• Thanksgiving Traditions

    Date: 2010.11.24 | Category: recipes | Tags: ,,,,

    I hope that this Thanksgiving finds all of you well and surrounded by loved ones.  This year is the first time that Chris and I haven’t spent Thanksgiving with family.  That doesn’t mean we won’t be eating well though!  We’re going to a friend’s house tomorrow for deep fried turkey (we’ve never had it that way- but we hear it comes out excellent!) and I’m going to bring my two favorite pies.  Although I don’t have enough pie to serve you a piece, I thought I’d share my recipes with you.  Enjoy!

    Cranberry/Eggnog Pie

    1 shortbread pie crust (or you could make your own favorite crust)
    1 4 serving size package of red jello
    3/4 cup boiling water
    1/2 cup orange juice (1-2 oranges if fresh squeezed)
    1 can whole berry cranberry sauce
    1 tsp grated orange zest

    1 cup eggnog (or milk)
    1 4 serving size package vanilla instant pudding
    1 cup thawed cool whip

    Dissolve gelatin in boiling water and add orange juice.  Place bowl in a larger bowl of ice water.  Let stand, stirring occasionally until gelatin is slightly thickened.  Stir in cranberry sauce and orange zest.  Pour into pie crust and chill until set (at least 30 minutes).

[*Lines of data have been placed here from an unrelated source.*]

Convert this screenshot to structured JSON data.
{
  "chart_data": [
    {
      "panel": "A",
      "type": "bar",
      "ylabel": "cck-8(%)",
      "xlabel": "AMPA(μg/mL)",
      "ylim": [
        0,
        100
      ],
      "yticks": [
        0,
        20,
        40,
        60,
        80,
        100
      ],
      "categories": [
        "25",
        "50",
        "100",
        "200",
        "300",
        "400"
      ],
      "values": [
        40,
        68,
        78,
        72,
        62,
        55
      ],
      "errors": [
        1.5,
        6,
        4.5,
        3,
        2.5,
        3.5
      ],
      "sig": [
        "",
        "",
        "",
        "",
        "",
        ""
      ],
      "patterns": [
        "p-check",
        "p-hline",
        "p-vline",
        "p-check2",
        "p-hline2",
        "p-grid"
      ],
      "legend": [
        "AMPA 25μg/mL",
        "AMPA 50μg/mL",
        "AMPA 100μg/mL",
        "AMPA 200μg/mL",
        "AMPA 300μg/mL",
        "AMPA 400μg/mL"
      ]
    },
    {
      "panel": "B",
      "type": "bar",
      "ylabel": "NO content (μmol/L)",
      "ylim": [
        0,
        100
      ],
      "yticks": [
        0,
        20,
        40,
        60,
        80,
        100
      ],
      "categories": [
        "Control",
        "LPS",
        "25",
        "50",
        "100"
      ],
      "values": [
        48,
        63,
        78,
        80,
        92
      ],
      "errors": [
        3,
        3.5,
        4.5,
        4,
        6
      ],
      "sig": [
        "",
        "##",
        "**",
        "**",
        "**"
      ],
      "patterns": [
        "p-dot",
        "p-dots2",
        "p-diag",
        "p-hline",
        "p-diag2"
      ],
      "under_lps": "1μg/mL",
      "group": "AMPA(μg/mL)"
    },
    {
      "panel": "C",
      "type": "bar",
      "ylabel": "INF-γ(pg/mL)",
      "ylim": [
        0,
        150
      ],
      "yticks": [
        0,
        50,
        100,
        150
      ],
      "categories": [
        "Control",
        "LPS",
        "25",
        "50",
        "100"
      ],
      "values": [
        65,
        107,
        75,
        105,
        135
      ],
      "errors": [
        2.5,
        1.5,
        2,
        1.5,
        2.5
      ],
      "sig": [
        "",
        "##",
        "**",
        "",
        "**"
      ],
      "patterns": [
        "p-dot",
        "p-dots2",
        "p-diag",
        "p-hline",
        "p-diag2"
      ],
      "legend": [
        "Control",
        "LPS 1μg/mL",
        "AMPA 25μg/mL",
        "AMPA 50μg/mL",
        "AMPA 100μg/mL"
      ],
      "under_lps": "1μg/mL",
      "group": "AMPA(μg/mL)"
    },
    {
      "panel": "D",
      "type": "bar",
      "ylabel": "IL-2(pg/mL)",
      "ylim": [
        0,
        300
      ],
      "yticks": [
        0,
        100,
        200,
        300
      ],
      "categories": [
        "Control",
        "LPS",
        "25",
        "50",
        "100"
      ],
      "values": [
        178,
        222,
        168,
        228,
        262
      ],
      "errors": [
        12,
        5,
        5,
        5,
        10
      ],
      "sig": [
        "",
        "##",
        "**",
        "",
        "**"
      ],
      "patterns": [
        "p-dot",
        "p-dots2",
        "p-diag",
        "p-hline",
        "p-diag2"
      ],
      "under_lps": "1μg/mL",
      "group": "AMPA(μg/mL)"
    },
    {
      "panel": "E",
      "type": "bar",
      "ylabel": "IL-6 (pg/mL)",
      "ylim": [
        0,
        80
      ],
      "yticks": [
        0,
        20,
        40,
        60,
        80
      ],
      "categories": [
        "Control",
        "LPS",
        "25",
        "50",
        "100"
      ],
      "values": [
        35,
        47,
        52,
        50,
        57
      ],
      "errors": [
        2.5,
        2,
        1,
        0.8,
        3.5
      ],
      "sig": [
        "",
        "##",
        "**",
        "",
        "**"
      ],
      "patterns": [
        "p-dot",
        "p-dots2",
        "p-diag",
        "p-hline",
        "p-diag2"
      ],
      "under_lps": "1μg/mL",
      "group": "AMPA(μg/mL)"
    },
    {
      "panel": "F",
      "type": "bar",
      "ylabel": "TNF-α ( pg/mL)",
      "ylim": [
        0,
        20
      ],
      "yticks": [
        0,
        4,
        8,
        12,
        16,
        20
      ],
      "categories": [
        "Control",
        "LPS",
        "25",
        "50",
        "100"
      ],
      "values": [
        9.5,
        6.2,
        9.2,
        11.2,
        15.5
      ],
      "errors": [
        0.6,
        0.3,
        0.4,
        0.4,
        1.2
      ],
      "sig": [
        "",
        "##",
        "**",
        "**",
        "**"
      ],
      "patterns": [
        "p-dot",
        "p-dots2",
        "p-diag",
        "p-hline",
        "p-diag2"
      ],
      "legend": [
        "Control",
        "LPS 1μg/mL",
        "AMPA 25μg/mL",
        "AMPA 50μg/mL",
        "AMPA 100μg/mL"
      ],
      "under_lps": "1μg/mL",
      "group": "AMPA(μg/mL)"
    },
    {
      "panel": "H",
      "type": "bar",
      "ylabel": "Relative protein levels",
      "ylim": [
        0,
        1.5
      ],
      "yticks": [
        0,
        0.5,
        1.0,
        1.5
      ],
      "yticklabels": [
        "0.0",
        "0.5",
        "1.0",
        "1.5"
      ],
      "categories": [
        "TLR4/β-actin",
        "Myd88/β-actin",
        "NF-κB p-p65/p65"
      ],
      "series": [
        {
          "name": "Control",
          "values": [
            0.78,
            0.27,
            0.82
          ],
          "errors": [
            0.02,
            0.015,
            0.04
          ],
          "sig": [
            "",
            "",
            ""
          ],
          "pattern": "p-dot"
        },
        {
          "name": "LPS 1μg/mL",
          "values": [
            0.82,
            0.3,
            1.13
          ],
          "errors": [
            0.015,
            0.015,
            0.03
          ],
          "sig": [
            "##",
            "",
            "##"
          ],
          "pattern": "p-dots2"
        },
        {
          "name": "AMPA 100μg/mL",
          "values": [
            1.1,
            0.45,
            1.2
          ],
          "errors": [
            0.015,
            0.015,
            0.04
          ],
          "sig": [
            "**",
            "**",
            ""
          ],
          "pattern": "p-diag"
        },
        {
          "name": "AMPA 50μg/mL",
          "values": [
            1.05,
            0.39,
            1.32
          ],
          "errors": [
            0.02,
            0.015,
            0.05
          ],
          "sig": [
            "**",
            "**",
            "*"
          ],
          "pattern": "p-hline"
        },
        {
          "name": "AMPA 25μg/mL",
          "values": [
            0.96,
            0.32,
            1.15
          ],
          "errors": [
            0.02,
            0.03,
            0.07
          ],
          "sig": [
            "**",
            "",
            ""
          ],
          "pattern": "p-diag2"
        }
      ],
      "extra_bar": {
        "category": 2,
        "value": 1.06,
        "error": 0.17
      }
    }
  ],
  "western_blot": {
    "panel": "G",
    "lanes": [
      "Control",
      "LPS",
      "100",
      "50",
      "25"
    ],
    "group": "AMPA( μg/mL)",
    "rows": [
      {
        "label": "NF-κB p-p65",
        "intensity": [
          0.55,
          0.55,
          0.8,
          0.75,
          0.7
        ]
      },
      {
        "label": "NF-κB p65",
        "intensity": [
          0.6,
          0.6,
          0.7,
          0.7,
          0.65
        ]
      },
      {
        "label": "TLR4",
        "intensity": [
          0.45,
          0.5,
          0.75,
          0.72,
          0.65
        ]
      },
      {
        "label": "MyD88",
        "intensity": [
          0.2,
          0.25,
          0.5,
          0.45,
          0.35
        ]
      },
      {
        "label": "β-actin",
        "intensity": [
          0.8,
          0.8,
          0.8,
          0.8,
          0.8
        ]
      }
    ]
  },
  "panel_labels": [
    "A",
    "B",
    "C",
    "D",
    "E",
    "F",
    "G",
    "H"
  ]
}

    Mix eggnog and pudding mix until well blended.  Fold in cool whip.  Gently spread over gelatin mixture.  Chill until firm (at least 2 hours) before serving.  Keep refrigerated.

    Streusel Topped Pumpkin Pie

    1 15 oz can pumpkin
    1 14 oz can sweetened condensed milk
    1 egg
    3/4 tsp cinnamon
    1/2 tsp each ginger, nutmeg, salt
    1 graham cracker pie crust

    1/2 tsp cinnamon
    1/4 cup brown sugar
    2 TBS flour
    2 TBS cold butter
    3 oz chopped mixed nuts

    Preheat oven to 425°.  With mixer or wire whisk beat pumpkin, sweetened condensed milk, egg, and spices.  Pour into crust and bake 15 minutes.

    Meanwhile combine sugar, flour and cinnamon.  Cut in butter until crumbly.  Stir in nuts.  Remove pie from oven and reduce oven temp to 350°.  Sprinkle streusel mixture over pie.

    Bake 40 minutes or until set.  Cool and serve warm or at room temp.  Refrigerate leftovers.